What you need:
Pasta – Any short pasta like Penne is good for this recipe.
Chicken – I have used thin slices of chicken here to match with the pasta.
Onion & Garlic – Sliced onion and minced garlic
Peppers – Add different colors to make an appealing dish to the plate.
Chicken Stock – To add flavor to the dish.
Tomato – Diced tomatoes. You can go for fresh tomatoes too.
Cream – I have used Half & half here. This is equal parts of milk and cream and is available in retail stores. If you don’t get this, milk can be substituted.
Cheese – Mexican blend or sharp cheddar is preferred.
Choose the right Pan
This dish is a one-pot meal that has some bulk. Also, you would be cooking pasta, chicken, and veggies in the same pan one after the other.
Choose a big enough Pan or Dutch oven.
Cook chicken ( Steak or shrimp if you want )

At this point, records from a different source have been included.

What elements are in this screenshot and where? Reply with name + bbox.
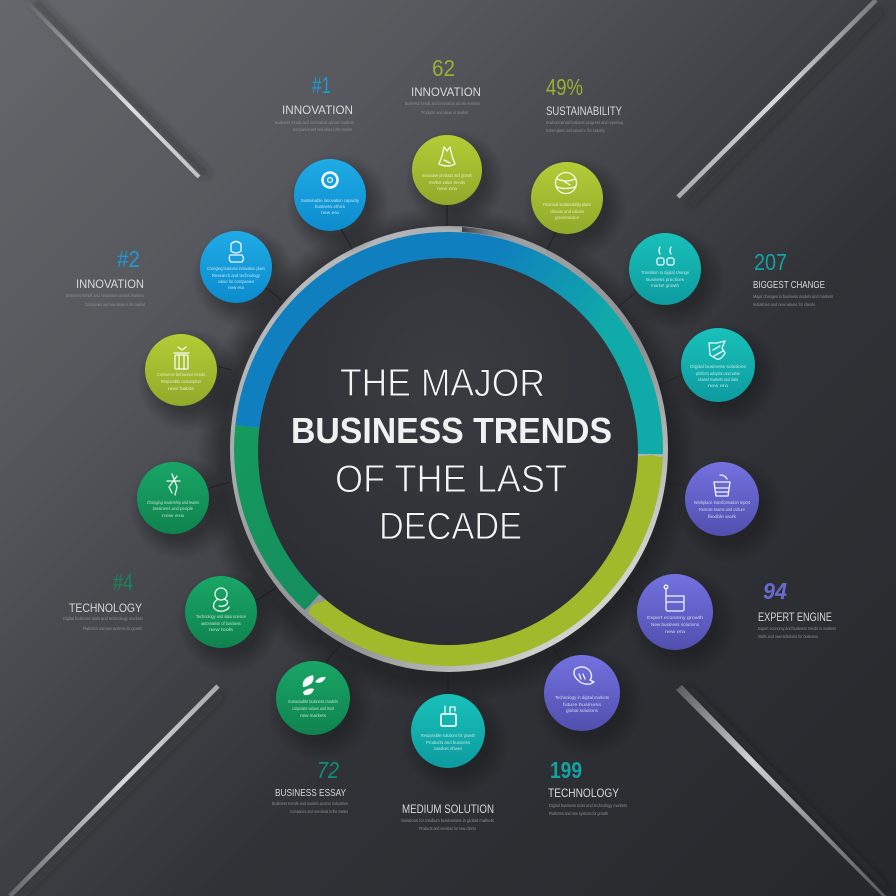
diagonal accent: bottom right <box>676 685 888 896</box>
circle: green leaves: new markets <box>300 713 327 718</box>
circle: teal cups <box>621 227 725 331</box>
circle: purple glass: Workplace transformation report <box>694 500 751 505</box>
label: 199 technology: 199 <box>550 757 582 783</box>
circle: green figure: Business and people <box>153 506 193 511</box>
circle: blue person: value for companies <box>218 279 255 284</box>
circle: lime bin: new habits <box>168 386 195 391</box>
circle: purple glass: Remote teams and culture <box>699 507 745 512</box>
label: 199 technology <box>548 757 628 816</box>
label: #1 innovation <box>275 72 355 132</box>
circle: lime bin <box>137 328 241 432</box>
title <box>291 362 612 548</box>
label: #1 innovation: INNOVATION <box>282 103 353 117</box>
icon: box <box>441 706 456 726</box>
circle: blue gear cluster <box>286 153 390 257</box>
icon: bag <box>439 147 455 166</box>
label: 94 expert engine: Skills and new solutions for business <box>758 634 819 639</box>
circle: purple device <box>628 567 738 677</box>
label: 62 innovation: Products and ideas in market <box>421 110 469 115</box>
label: #4 technology: Platforms and new systems for growth <box>83 626 142 631</box>
icon: leaves <box>303 675 326 695</box>
circle: teal chart shield: new era <box>708 383 729 388</box>
circle: lime globe: climate and values <box>550 209 585 214</box>
label: 72 business: Companies and new ideas in the market <box>290 809 349 814</box>
diagonal accent: bottom left <box>10 686 224 896</box>
circle: blue gear cluster: new era <box>321 210 339 215</box>
label: medium solution: MEDIUM SOLUTION <box>402 802 494 816</box>
circle: teal box <box>402 687 510 795</box>
label: #2 innovation <box>66 246 146 307</box>
label: #4 technology: #4 <box>113 569 133 595</box>
label: #1 innovation: #1 <box>312 72 331 98</box>
circle: blue person: Changing business innovation plans <box>207 266 266 271</box>
label: 207 biggest change: BIGGEST CHANGE <box>753 279 825 291</box>
circle: lime globe <box>523 156 627 260</box>
label: medium solution: Solutions for medium businesses in global markets <box>401 818 495 823</box>
circle: blue person: Research and technology <box>212 273 261 278</box>
diagonal accent: top right <box>678 0 882 205</box>
label: #4 technology <box>63 569 144 631</box>
circle: teal chart shield: shared markets and data <box>698 377 738 382</box>
diagonal accent: top left <box>25 0 208 177</box>
inner disc <box>258 258 638 645</box>
label: 49% sustainability: SUSTAINABILITY <box>546 104 622 118</box>
icon: glass <box>714 475 730 496</box>
icon: head with gear <box>574 667 594 684</box>
icon: container <box>174 347 189 369</box>
circle: green figure eight: automation of business <box>201 621 242 626</box>
icon: gear cluster <box>322 172 338 188</box>
circle: purple device: Expert economy growth <box>647 615 704 620</box>
label: 207 biggest change <box>753 249 834 307</box>
label: 49% sustainability: Environmental business progress and reporting <box>546 120 623 125</box>
circle: teal cups: Business practices <box>646 277 685 282</box>
label: 94 expert engine <box>758 578 837 639</box>
circle: lime bin: Responsible consumption <box>161 379 201 384</box>
label: 49% sustainability <box>546 74 623 133</box>
circle: lime bag <box>405 130 505 230</box>
label: 72 business: BUSINESS ESSAY <box>275 787 346 799</box>
label: 49% sustainability: Green plans and values in the industry <box>546 128 606 133</box>
circle: teal cups: market growth <box>651 283 679 288</box>
circle: green figure: Changing leadership and teams <box>147 500 200 505</box>
icon: person <box>229 242 244 262</box>
circle: purple glass <box>676 455 784 563</box>
bezel highlights <box>462 230 530 244</box>
circle: green figure eight <box>177 570 281 674</box>
label: 94 expert engine: 94 <box>763 578 787 604</box>
icon: globe <box>556 172 576 194</box>
label: #1 innovation: Business trends and innovation across markets <box>275 120 355 125</box>
connectors between circles and ring <box>209 204 686 694</box>
circle: teal chart shield: Digital business solutions <box>690 364 747 369</box>
label: #2 innovation: Business trends and innovation across markets <box>66 293 145 298</box>
label: 72 business: Business trends and models across industries <box>272 801 349 806</box>
title: DECADE <box>379 506 522 548</box>
label: medium solution: Products and services for new clients <box>419 826 477 831</box>
circle: green leaves: corporate values and trust <box>292 706 335 711</box>
circle: purple head: future business <box>563 702 602 707</box>
icon: knot <box>214 588 229 611</box>
icon: document with graph <box>709 341 725 359</box>
circle: purple head <box>535 648 645 758</box>
label: 72 business <box>272 757 349 814</box>
circle: lime bag: new era <box>437 186 458 191</box>
circle: teal box: Responsible solutions for growth <box>421 733 475 738</box>
silver bezel <box>230 226 668 672</box>
circle: blue person: new era <box>228 285 244 290</box>
circle: purple glass: flexible work <box>708 514 737 519</box>
label: #4 technology: TECHNOLOGY <box>69 601 142 615</box>
label: 49% sustainability: 49% <box>546 74 583 100</box>
circle: green figure <box>129 456 233 560</box>
label: 62 innovation: INNOVATION <box>411 85 481 99</box>
label: 94 expert engine: Expert economy and business trends in markets <box>758 626 837 631</box>
label: 199 technology: TECHNOLOGY <box>548 786 619 800</box>
label: #2 innovation: INNOVATION <box>76 277 144 291</box>
segment: blue to teal <box>235 232 663 454</box>
circle: green figure eight: new tools <box>209 627 234 632</box>
circle: teal cups: Transition to digital change <box>641 270 689 275</box>
icon: figure <box>167 474 180 495</box>
label: #2 innovation: Companies and new ideas in the market <box>85 302 146 307</box>
label: 72 business: 72 <box>317 757 339 783</box>
circle: purple device: new era <box>665 629 686 634</box>
circle: lime bin: Consumer behaviour trends <box>157 372 206 377</box>
label: 62 innovation: 62 <box>432 55 455 81</box>
circle: green leaves <box>267 654 375 762</box>
circle: teal chart shield <box>673 322 779 428</box>
icon: steaming cups <box>657 247 674 265</box>
circle: green figure: new era <box>162 513 185 518</box>
circle: blue gear cluster: business ethics <box>315 204 346 209</box>
ring shadow <box>196 206 696 706</box>
label: #1 innovation: Companies and new ideas in the market <box>293 127 353 132</box>
circle: lime bag: market value trends <box>429 180 466 185</box>
segment: lime <box>308 455 663 666</box>
circle: green leaves: Sustainable business models <box>288 699 339 704</box>
icon: device <box>664 585 684 611</box>
label: 62 innovation: Business trends and innovation across markets <box>405 101 481 106</box>
title: THE MAJOR <box>340 362 545 405</box>
title: BUSINESS TRENDS <box>291 410 612 451</box>
circle: teal chart shield: platform adoption and value <box>696 371 740 376</box>
circle: lime bag: Innovative products and growth <box>422 173 472 178</box>
label: medium solution <box>401 802 495 831</box>
central ring <box>204 214 682 692</box>
segment: green <box>234 425 320 610</box>
circle: green figure eight: Technology and data science <box>196 614 246 619</box>
label: 62 innovation <box>405 55 481 115</box>
label: 207 biggest change: Major changes in business models and markets <box>753 294 834 299</box>
circle: blue person <box>192 225 296 329</box>
label: 199 technology: Platforms and new systems for growth <box>549 811 608 816</box>
label: #2 innovation: #2 <box>117 246 140 272</box>
circle: purple device: New business solutions <box>651 622 700 627</box>
circle: lime globe: Financial sustainability plans <box>543 202 592 207</box>
circle: teal box: Products and business <box>426 740 471 745</box>
circle: lime globe: governance <box>555 215 579 220</box>
circle: purple head: Technology in digital markets <box>555 695 610 700</box>
circle: purple head: global solutions <box>566 708 599 713</box>
title: OF THE LAST <box>335 458 567 501</box>
circle: teal box: market share <box>434 746 462 751</box>
label: 94 expert engine: EXPERT ENGINE <box>758 610 832 624</box>
label: #4 technology: Digital business tools and technology markets <box>63 616 144 621</box>
circle: blue gear cluster: Sustainable innovation capacity <box>301 198 360 203</box>
label: 199 technology: Digital business tools and technology markets <box>549 803 628 808</box>
label: 207 biggest change: 207 <box>754 249 787 275</box>
label: 207 biggest change: Industries and new values for clients <box>753 302 816 307</box>
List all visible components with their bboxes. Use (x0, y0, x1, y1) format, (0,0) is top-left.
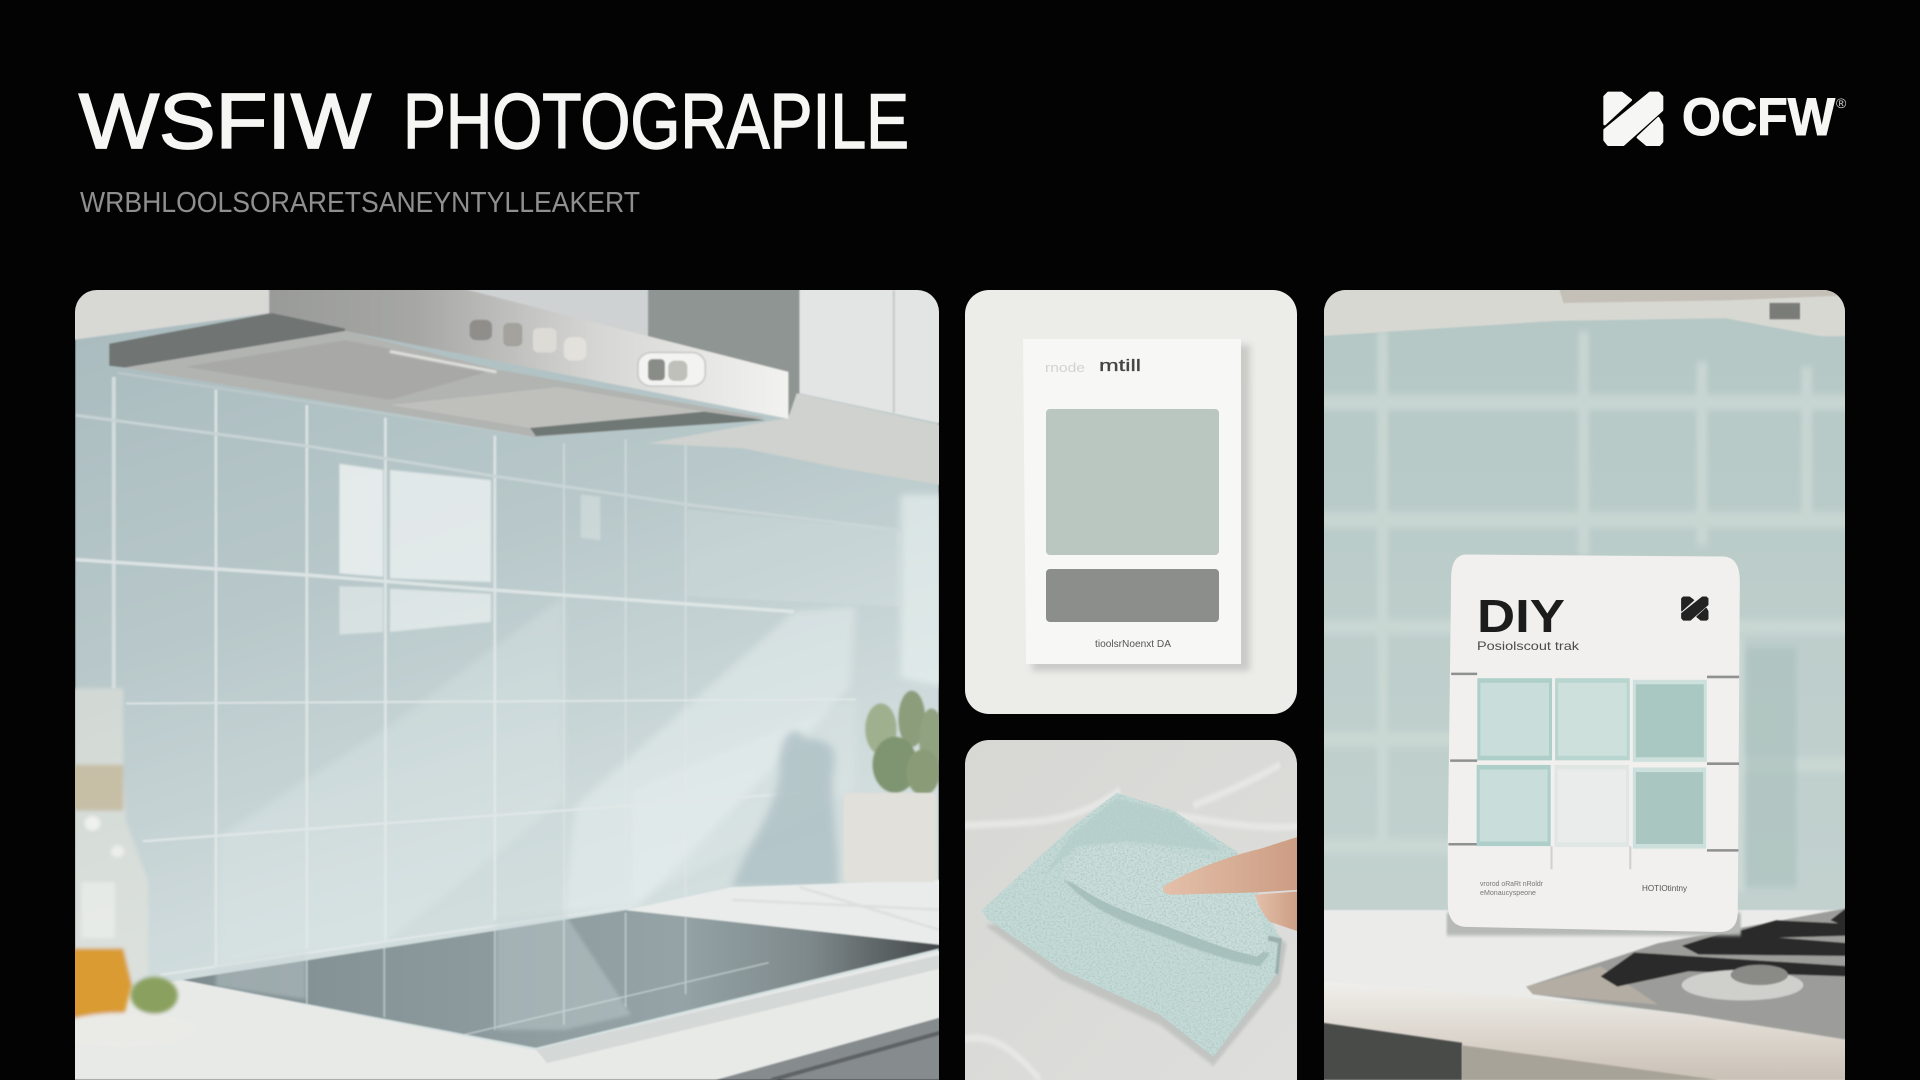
icon: logo mark (1605, 93, 1662, 145)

Cook the chicken with seasoning.
Chicken needs to be cooked until it loses the pink color, turns white, and even gets a few browned bits.
Cook onion, garlic, and peppers until they turn a bit soft and lose their rawness.
Various recipes call for water to be used. I prefer chicken stock here. It gives a wonderful flavour to the pasta when it cooks in the stock.
Add tomatoes and salt as per taste to the stock. Bring it to a boil and add the raw pasta to it.
Wait till at least three-fourth of the stock is absorbed by the cooked pasta.
Add back the chicken, veggies, and cream to the pasta.
Sprinkle cheese on top and the pasta is done.